Airborne wind energy: Optimal locations and variability (Cristina L. Archer, Luca Delle Monache, Daran L. Rife) https://www.sciencedirect.com/science/article/abs/pii/S0960148113005752
In the Introduction:
In this altitude range, 200–3000 m AGL, wind speed generally increases monotonically with height, with higher gains (shear) in the boundary layer and more modest increases above it [3], [4], [5], [10]. However, a variety of weather phenomena can invalidate the general rule-of-thumb that better AWE resources are available at higher altitudes, for example low-levels jets (LLJs). LLJs are narrow, nocturnal wind speed maxima with cores centered below 1000 m that form at a several locations worldwide due to a favorable combination of synoptic conditions, regional topography, and local stability [11], discussed later. Here we include LLJs as a subset of the broader category of wind speed maxima (WSM), defined as jet-like wind profiles centered below 3000 m regardless of the formation mechanism and diurnal variation. Our hypothesis is that locations with WSM are ideal for AWE applications because wind speed and wind power densities near the WSM are as high or higher than those normally found elsewhere at greater elevations, but at much lower altitudes.
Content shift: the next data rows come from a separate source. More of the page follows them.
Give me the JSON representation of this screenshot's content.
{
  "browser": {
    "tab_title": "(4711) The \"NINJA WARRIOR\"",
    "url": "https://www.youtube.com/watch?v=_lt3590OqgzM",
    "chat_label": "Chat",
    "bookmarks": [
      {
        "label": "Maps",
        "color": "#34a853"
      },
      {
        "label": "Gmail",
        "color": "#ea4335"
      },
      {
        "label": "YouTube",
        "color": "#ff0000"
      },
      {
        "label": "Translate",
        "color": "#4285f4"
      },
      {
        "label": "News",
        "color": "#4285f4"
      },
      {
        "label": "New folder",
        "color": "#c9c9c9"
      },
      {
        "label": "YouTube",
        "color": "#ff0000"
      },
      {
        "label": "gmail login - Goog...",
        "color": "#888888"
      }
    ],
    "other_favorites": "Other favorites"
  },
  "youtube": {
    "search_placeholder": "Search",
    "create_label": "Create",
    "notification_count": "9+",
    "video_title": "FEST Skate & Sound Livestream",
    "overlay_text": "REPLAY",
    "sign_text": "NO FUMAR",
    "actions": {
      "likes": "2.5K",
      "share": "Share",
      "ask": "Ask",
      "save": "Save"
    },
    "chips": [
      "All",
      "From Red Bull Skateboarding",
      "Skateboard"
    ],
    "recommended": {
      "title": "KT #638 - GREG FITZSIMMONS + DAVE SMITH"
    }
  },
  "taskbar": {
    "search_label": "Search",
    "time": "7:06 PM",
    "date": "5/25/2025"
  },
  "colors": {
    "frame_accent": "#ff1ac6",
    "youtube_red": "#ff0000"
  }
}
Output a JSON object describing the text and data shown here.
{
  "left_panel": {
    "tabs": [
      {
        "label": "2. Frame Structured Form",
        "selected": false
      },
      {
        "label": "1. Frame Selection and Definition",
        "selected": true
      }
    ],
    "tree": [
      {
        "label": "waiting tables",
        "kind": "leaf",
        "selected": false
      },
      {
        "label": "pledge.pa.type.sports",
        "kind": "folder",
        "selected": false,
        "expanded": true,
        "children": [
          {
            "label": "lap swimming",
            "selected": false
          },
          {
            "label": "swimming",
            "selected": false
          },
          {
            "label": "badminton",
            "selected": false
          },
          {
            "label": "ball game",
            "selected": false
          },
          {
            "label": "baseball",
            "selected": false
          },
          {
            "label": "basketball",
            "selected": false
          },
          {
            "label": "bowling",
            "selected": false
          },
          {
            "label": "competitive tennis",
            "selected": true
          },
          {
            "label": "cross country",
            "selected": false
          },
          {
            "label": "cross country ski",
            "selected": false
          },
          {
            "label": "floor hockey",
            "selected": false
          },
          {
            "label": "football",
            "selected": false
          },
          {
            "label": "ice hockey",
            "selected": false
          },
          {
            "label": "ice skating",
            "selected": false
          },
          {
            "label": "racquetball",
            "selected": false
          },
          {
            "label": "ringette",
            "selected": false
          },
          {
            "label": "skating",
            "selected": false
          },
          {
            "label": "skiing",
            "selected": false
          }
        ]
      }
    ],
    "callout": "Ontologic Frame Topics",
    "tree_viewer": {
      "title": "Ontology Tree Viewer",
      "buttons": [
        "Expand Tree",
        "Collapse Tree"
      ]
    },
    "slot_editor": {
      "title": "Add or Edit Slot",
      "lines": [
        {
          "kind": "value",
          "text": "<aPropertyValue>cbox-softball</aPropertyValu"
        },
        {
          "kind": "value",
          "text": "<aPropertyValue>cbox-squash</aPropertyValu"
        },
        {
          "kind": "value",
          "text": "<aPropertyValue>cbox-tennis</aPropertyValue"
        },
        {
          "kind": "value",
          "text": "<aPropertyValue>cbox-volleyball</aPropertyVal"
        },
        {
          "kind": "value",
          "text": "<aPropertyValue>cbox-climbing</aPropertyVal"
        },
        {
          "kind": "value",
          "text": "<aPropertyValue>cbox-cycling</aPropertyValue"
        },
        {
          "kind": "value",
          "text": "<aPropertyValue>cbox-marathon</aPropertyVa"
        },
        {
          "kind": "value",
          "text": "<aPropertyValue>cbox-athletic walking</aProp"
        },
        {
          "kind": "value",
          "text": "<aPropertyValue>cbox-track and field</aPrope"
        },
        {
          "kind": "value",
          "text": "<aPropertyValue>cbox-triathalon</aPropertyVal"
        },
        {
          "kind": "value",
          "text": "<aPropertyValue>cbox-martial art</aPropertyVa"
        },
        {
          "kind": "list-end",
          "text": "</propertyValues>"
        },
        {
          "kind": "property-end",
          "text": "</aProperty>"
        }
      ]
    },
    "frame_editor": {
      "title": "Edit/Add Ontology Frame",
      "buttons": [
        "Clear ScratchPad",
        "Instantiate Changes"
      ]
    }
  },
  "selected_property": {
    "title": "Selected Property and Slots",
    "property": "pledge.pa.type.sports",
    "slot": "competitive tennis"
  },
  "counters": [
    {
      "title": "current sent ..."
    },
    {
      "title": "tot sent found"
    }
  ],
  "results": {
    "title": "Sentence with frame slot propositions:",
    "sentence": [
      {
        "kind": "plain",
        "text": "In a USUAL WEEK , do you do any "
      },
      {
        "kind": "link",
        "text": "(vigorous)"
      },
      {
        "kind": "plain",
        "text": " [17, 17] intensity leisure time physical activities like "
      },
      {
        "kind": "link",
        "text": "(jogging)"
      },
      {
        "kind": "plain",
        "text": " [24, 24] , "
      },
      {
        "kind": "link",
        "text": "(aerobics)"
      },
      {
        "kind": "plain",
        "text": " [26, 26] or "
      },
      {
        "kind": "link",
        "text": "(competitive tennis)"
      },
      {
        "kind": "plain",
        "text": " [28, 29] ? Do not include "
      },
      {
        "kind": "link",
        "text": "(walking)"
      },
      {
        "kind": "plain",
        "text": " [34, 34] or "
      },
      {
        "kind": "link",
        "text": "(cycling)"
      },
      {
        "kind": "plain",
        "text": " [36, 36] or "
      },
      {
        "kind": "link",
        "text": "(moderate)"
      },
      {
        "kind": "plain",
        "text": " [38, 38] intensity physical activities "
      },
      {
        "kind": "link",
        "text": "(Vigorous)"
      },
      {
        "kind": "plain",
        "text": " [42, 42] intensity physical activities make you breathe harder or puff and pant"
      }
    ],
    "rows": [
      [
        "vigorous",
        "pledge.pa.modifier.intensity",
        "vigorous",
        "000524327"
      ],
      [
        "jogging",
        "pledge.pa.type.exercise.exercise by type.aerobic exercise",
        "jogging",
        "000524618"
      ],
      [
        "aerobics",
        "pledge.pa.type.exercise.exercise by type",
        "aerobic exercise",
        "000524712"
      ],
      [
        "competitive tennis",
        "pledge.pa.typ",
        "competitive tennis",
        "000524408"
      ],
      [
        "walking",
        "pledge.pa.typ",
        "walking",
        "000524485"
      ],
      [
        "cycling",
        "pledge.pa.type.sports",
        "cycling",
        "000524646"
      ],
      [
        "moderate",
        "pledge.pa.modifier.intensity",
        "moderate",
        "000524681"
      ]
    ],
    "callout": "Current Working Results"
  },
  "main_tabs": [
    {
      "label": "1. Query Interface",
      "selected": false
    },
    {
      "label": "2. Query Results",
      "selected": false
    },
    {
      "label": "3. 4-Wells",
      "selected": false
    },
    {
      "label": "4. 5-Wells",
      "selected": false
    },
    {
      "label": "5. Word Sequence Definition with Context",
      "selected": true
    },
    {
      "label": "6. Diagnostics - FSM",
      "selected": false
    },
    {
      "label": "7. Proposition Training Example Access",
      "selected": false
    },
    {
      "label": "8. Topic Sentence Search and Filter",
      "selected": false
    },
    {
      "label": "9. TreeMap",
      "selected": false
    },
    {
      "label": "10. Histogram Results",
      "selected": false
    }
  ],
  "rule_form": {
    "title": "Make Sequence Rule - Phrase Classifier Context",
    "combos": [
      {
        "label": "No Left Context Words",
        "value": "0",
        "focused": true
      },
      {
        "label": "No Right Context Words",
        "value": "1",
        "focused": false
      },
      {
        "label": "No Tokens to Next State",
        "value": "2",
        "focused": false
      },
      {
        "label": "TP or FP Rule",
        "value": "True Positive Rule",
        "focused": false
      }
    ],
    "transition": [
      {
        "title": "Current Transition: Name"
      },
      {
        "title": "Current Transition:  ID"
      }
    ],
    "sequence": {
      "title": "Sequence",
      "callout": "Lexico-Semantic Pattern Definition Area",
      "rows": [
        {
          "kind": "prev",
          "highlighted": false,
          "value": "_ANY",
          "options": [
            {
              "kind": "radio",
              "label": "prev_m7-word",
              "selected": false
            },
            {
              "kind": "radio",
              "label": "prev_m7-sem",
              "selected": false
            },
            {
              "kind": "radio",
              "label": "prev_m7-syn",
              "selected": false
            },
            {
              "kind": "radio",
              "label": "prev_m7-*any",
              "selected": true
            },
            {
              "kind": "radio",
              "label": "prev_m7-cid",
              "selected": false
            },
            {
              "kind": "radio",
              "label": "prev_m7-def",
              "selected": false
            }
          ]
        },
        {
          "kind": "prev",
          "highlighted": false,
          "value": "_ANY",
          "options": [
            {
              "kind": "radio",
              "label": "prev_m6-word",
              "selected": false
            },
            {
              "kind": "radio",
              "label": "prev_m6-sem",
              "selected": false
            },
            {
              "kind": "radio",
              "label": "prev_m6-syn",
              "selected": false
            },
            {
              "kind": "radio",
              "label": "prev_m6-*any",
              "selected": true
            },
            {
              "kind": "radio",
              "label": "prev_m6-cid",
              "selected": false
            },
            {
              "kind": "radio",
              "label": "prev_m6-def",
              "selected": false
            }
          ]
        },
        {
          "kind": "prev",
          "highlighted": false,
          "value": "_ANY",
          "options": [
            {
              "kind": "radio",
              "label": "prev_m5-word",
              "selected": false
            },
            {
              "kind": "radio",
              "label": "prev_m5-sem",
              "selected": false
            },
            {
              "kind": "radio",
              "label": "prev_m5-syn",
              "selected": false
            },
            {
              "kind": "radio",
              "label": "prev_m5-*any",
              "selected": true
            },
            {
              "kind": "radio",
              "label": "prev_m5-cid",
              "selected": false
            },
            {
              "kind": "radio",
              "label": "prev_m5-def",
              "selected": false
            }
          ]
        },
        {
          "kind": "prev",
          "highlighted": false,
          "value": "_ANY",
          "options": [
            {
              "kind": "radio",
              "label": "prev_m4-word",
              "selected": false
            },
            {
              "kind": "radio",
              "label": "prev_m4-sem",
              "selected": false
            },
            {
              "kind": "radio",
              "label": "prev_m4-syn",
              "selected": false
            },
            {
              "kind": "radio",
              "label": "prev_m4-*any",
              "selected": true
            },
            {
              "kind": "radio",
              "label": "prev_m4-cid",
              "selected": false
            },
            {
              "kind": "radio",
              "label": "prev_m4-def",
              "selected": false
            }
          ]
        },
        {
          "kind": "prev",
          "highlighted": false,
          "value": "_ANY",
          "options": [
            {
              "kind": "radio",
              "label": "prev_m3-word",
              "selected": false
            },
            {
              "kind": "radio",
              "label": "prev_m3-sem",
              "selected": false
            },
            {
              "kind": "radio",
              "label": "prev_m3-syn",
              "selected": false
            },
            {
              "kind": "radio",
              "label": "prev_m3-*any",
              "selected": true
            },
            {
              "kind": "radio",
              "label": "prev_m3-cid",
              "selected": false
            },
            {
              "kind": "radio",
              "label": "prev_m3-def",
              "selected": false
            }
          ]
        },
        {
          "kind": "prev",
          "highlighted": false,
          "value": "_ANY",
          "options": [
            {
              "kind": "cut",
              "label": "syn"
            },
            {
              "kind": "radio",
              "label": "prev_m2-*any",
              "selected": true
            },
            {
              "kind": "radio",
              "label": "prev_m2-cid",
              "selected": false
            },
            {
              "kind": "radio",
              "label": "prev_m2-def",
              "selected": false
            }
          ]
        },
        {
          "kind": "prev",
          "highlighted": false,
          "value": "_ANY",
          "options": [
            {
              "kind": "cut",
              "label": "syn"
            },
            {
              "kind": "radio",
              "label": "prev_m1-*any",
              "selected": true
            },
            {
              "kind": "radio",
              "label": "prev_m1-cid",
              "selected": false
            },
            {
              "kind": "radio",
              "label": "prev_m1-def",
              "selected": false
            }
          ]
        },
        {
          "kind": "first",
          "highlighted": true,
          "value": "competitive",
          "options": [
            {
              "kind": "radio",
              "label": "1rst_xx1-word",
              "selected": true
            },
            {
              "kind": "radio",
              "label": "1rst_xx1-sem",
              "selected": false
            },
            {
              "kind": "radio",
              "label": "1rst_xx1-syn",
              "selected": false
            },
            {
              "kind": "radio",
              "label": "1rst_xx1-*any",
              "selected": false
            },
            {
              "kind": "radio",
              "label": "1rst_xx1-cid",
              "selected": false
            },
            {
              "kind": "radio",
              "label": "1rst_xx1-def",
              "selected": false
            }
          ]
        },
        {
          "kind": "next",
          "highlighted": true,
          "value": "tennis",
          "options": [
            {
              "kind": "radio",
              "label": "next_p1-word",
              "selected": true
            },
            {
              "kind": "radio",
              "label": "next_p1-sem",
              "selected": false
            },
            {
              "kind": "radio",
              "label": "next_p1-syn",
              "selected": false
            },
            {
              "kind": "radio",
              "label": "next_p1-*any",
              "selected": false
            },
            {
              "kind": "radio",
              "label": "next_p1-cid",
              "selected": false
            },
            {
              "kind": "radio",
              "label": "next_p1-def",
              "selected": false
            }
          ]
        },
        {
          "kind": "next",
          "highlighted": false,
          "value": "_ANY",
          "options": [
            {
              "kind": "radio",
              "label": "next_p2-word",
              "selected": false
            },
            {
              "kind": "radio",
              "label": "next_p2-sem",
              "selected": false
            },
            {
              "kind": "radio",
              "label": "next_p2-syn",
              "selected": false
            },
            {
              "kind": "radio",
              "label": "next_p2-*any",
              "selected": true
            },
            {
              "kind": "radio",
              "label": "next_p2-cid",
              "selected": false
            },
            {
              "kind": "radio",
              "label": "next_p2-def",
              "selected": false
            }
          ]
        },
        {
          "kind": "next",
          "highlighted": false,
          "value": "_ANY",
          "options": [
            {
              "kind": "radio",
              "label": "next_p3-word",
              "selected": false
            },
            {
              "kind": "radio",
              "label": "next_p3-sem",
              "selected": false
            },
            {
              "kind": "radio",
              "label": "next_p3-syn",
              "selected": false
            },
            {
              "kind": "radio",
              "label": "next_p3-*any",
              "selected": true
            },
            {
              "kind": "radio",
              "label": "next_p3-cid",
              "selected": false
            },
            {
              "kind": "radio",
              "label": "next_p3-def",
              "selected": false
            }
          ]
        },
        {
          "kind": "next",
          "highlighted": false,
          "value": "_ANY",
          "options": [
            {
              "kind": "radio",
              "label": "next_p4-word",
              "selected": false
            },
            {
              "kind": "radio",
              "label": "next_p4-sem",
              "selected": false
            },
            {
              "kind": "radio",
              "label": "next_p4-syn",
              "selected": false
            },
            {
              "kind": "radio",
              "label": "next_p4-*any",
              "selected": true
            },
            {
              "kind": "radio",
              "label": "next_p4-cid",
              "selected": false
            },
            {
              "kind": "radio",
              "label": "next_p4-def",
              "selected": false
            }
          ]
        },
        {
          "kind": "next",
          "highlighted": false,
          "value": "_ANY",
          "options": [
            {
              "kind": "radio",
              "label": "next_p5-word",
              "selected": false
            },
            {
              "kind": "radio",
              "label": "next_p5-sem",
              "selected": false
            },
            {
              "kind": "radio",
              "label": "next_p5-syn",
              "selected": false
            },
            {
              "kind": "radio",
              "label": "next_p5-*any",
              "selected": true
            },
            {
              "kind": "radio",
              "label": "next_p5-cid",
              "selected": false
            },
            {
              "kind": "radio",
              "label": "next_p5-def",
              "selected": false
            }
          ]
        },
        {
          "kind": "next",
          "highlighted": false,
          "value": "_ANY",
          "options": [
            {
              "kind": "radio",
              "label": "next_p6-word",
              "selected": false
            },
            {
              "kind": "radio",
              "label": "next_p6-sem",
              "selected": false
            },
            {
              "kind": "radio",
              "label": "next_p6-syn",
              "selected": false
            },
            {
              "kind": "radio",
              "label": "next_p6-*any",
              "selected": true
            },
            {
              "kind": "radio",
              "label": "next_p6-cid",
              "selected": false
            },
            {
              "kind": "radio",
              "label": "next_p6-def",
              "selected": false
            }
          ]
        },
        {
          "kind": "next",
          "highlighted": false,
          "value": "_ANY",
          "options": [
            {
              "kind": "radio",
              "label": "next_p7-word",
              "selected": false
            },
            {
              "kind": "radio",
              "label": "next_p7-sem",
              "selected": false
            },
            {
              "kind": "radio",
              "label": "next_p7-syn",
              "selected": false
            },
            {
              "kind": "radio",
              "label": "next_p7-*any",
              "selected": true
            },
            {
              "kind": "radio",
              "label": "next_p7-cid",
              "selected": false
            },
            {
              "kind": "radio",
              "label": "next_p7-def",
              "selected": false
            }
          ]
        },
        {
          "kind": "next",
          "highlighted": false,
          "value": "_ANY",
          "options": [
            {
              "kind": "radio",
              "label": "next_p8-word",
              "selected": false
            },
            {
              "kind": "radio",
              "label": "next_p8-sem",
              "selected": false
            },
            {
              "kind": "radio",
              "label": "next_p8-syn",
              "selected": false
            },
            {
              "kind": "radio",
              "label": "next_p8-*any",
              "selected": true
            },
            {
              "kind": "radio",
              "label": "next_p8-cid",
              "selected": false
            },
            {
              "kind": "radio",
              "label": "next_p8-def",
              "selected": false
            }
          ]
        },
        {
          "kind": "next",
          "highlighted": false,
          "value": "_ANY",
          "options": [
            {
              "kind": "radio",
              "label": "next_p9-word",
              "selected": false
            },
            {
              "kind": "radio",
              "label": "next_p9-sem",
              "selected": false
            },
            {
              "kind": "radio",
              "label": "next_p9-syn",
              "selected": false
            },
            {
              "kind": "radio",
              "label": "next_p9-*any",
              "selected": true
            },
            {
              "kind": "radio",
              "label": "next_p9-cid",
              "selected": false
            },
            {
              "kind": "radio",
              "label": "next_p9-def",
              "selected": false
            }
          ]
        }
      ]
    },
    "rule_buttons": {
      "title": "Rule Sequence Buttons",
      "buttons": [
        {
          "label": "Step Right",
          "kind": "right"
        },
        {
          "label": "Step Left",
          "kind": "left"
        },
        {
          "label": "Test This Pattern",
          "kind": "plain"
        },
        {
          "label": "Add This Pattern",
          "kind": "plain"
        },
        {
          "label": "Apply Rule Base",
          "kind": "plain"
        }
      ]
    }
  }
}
The height of 3 km is not based on physical properties of the atmosphere, but rather on practical limitations of current and near-future AWE systems. Since tethers longer than 5–6 km can weigh more than a ton, flying altitude will unlikely exceed 3 km as tether angles remain lower than 30°. As such, only jets that are located below 3 km are of practical interest for AWE applications and are therefore the focus of this paper.
Another and recent publication: Global Climatology of Low-Level-Jets: Occurrence, Characteristics, and Meteorological Drivers ( E. W. Luiz, S. Fiedler) First published: 04 May 2024 https://agupubs.onlinelibrary.wiley.com/doi/10.1029/2023JD040262
Some excerpts:
3 Results
3.1 Global LLJ Occurrence
[…] The global mean in the frequency of occurrence of LLJs is 21%. It is important to mention that this is an average over all grid points and the regions closest to the poles have a higher weight. The mean frequencies for LLJs with a simultaneous appearance of an inversion measured by Δθ v > 0.001 Km−1 from surface until the LLJ core (in the lowest 100 m a.g.l.) occur in 15% (12%) of the profiles. The slight difference in the occurrence frequency of the LLJs with inversion layers at different altitudes can be explained by the neutral to unstable stratification close to ocean surfaces that become more stably stratified with increasing height. Specifically, the frequency of occurrence of LLJs averaged over oceans for all LLJ cases, with a stable stratification below the LLJ core and those with a surface temperature inversion in the lowest 100 ṁ a.g.l is 15%, 8%, and 5%, respectively. On land, the differences associated with a temperature inversion are less apparent, with average frequencies of occurrence of LLJs of 28%–32%. On average, the frequency of occurrence of LLJs on land is higher than over the oceans, because many regions over the ocean have very small LLJ frequency of occurrence. This can be seen by the mask made for regions with a frequency of occurrence smaller than 15% from Figure 4.
[…]
3.2 Global LLJ CharacteristicsGlobally averaged, the mean wind speed of LLJs is about 12 ms−1, with a difference at the order of 10% (<1 ms−1) when we compute the average over ocean and land regions separately. The mean height of the LLJ cores differs more between the ocean with 419 m against land with 325 m. The global average of the LLJ core height is 371 m. Accounting for the co-occurrence of a temperature inversion for LLJs has a marginal influence on the globally averaged wind speed and height of the LLJ cores. The average height of LLJs for regions with frequencies of occurrence higher than 15% and a co-occurring temperature inversion, measured by Δθ v > 0.001 Km−1 underneath the LLJ core, is for instance 387 m.
These documents (above all the last one) could help to better understand the possible directions of AWE.